Unfortunately, this is not good enough. It just shuffled things around, but _C is still getting initialized and accessed just as before.

NTillmann commented 6 years ago

Okay, there's another actually much more relevant delaying mechanism: --delayInitializations. This puts value initialization code that only referenced by a residual function into the residual function.

However, for dubious historical reasons and/or implementation limitations, this is currently guarded to not kick in for residual functions nested within optimized functions. When I removed that check in this line... https://github.com/facebook/prepack/blob/f807a17b7419c198fd4ecac3fc556d123aa206b4/src/serializer/ResidualHeapSerializer.js#L783 ... and prepack with --delayInitializations, then I get this, which looks like it would almost work:

  var _1 = function (a, b, c) {
    if (_initialized0 === void 0) { // This seems quite pointless, just as pointless as `_B` ever was (another inefficiency or maybe even dormant bug), but not wrong in itself.
      _initialized0 = null;
      _B = _$4;
    }

    var _A = function () {
      if (_initialized1 === void 0) {
        _initialized1 = null;
        _C = _2 ? b : _$0; // Initialization of _C got moved here!
      }

      return _C.foo;
    };

    var _2 = !a;

    if (!_2) {
      var _4 = {};

      var _$0 = _B.assign(_4, c);

      var _6 = _$5(a);

      var _$1 = _6.callFunc;

      var _$2 = a.callFunc(_A);
    }

    var _7 = _2 ? null : _$2;

    return _7;
  };

  var _initialized0;

  var _initialized1; // <-- bug: this variable should live in `_1`.

Okay, so there's a reason this feature is currently disabled within optimized functions since things are slightly broken, but it looks promising.

Question:

  1. Given the current design limitations due to lack of snapshots (calling residual functions in intermediate states will not do the right thing), does it make sense to move forward at all?
  2. If so, is the overhead of the "delayed"-initialization scheme acceptable?

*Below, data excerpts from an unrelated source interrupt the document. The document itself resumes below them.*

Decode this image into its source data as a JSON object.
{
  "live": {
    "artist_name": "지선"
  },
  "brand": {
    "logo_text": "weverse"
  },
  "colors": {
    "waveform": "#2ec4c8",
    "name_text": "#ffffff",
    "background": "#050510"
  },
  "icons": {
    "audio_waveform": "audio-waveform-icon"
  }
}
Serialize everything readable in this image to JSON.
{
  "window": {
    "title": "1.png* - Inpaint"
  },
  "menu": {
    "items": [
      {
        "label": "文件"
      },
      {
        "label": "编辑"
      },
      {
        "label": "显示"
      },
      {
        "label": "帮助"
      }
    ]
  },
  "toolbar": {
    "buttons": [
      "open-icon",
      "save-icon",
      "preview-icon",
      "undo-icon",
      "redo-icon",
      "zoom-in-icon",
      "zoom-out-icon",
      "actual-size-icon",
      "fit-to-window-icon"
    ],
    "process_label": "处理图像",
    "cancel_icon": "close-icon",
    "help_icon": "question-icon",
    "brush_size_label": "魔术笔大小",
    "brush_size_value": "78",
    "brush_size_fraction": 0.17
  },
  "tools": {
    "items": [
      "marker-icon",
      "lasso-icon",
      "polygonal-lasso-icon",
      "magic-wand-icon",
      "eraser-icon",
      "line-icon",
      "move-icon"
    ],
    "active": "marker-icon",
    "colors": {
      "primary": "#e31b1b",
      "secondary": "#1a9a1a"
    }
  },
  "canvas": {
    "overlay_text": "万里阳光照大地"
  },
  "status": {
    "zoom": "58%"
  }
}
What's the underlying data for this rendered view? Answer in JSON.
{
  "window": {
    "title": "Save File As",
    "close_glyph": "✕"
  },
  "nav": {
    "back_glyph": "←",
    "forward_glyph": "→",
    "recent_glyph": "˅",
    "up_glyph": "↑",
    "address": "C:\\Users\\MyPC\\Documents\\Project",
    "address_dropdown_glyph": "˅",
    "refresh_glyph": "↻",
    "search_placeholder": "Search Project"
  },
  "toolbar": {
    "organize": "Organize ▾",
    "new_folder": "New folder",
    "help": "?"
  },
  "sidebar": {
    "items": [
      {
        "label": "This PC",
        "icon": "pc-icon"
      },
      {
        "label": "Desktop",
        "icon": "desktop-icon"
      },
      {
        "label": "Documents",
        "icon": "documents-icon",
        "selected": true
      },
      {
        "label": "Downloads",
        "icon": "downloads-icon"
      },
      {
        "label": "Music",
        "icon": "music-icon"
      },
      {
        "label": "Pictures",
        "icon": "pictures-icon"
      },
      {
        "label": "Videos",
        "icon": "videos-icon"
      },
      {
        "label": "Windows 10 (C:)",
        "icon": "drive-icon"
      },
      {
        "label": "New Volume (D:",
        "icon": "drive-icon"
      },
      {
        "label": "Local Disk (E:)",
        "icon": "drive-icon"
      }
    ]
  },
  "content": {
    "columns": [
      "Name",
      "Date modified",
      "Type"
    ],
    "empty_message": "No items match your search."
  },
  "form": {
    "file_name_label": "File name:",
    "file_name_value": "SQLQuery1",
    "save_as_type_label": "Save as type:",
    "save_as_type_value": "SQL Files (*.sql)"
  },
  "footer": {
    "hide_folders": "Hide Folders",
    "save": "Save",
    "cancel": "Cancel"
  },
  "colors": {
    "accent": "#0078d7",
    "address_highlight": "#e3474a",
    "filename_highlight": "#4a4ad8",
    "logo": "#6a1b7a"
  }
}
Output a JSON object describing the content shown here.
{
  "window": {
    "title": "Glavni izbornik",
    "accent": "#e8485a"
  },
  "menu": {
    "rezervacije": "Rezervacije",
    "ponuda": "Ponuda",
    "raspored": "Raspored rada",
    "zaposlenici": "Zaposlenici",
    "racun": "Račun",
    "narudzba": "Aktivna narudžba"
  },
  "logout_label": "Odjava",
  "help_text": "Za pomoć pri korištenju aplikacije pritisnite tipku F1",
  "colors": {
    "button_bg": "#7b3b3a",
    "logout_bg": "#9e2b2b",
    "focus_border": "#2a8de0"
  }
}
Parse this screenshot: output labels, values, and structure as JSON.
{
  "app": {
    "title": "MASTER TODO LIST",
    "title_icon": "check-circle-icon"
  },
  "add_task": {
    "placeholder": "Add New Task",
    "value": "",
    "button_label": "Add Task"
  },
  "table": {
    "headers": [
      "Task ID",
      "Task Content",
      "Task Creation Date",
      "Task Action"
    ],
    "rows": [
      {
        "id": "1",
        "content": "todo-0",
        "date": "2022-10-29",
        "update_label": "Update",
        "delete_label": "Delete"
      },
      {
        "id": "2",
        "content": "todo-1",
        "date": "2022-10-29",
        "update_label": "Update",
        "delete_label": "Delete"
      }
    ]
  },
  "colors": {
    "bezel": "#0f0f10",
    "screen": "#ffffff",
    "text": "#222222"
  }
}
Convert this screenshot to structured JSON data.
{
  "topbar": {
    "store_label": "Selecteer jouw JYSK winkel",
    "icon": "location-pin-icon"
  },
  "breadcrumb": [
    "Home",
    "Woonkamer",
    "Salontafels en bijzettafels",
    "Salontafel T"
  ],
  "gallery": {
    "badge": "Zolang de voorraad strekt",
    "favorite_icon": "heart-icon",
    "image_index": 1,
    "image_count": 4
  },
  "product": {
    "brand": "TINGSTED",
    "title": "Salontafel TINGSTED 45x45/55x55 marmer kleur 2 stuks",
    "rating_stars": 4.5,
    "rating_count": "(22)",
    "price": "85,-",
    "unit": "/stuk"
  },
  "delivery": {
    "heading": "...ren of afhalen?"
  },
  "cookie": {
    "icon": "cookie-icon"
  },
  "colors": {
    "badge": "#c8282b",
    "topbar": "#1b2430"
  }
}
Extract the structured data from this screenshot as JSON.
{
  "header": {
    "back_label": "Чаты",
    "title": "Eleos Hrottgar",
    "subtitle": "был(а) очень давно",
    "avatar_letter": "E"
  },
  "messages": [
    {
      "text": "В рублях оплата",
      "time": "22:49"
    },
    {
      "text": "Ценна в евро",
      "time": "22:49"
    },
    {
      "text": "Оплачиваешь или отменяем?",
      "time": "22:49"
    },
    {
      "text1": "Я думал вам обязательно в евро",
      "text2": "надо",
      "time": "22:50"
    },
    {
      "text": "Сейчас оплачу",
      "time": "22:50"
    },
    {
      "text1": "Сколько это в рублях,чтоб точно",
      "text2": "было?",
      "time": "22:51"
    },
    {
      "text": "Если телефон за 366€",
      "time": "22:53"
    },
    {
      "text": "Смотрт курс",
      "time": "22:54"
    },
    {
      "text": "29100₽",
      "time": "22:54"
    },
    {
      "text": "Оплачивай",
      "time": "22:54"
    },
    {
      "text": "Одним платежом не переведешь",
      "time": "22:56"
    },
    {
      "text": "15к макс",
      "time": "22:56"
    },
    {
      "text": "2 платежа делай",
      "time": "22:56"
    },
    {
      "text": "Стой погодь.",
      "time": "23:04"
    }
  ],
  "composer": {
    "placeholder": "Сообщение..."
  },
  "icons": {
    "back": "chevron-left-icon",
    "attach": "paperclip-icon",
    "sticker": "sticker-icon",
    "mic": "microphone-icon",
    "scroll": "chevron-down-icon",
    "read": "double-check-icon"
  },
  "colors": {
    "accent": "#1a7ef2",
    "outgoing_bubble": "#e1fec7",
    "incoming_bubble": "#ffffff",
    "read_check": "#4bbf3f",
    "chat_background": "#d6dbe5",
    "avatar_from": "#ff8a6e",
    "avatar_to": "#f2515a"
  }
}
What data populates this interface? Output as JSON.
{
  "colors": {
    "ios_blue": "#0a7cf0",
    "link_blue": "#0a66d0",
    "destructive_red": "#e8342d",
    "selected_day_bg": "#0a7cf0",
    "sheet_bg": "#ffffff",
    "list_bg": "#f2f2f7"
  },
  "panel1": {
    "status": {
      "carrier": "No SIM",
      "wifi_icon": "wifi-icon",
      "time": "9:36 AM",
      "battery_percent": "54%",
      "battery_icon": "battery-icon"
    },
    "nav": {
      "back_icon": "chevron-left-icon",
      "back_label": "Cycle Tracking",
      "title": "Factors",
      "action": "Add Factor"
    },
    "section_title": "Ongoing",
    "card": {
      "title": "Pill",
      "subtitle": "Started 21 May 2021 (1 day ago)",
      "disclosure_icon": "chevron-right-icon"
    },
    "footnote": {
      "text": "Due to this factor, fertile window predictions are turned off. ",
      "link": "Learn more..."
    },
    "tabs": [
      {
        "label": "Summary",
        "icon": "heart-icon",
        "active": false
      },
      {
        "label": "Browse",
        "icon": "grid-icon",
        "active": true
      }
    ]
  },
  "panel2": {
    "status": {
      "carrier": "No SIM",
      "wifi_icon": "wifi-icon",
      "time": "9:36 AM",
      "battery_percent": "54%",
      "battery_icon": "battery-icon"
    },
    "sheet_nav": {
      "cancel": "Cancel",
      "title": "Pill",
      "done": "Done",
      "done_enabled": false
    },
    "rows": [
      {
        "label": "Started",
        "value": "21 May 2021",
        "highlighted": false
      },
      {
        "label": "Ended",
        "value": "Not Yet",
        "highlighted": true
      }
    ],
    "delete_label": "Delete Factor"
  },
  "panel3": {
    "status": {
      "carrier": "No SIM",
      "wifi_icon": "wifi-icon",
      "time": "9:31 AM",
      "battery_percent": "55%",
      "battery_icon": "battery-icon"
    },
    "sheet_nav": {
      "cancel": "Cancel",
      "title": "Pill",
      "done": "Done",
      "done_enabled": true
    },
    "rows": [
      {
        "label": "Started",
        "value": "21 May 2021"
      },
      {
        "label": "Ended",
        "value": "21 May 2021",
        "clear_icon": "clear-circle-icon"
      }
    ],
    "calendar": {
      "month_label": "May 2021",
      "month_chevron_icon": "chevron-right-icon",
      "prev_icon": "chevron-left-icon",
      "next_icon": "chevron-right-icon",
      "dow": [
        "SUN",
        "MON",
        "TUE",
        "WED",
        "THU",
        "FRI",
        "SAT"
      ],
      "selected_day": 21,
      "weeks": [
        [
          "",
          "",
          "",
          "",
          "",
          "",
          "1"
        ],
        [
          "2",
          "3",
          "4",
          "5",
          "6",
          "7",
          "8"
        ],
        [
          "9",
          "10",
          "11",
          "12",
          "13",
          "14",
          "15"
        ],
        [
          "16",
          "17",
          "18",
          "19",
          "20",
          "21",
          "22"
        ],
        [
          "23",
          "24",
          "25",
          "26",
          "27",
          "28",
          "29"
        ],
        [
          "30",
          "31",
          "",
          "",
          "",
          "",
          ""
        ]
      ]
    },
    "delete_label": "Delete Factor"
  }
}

If yes to both, I can look into making --delayInitializations work for optimized functions. I feel that's time well-spent. But while it will make this example work, it still won't be bullet-proof, as it doesn't delay all dependent computations, and we are really abusing the "delay" idea here to move things earlier. But things would be strictly better.

If not, it's time to go back to the drawing board.

trueadm commented 6 years ago

I think we should go ahead and try it out. @sebmarkbage and @gaearon may have different thoughts, but our aim for this half was always to be correct first. We can always further optimize and redesign things better next half.

NTillmann commented 6 years ago

Thinking more about it, it feels like some notion of snapshots, or at least putting a timestamp on when something got captured/havoced and respecting that in the serializer, would be the right way of making this "correct".

gaearon commented 6 years ago

To be clear I'm not entirely sure we have exactly this problem in our bundles. We didn't know about this design limitation when we were reducing the actual case so it's plausible we don't hit this bigger issue in reality, and it's not high priority to us. This needs additional investigation.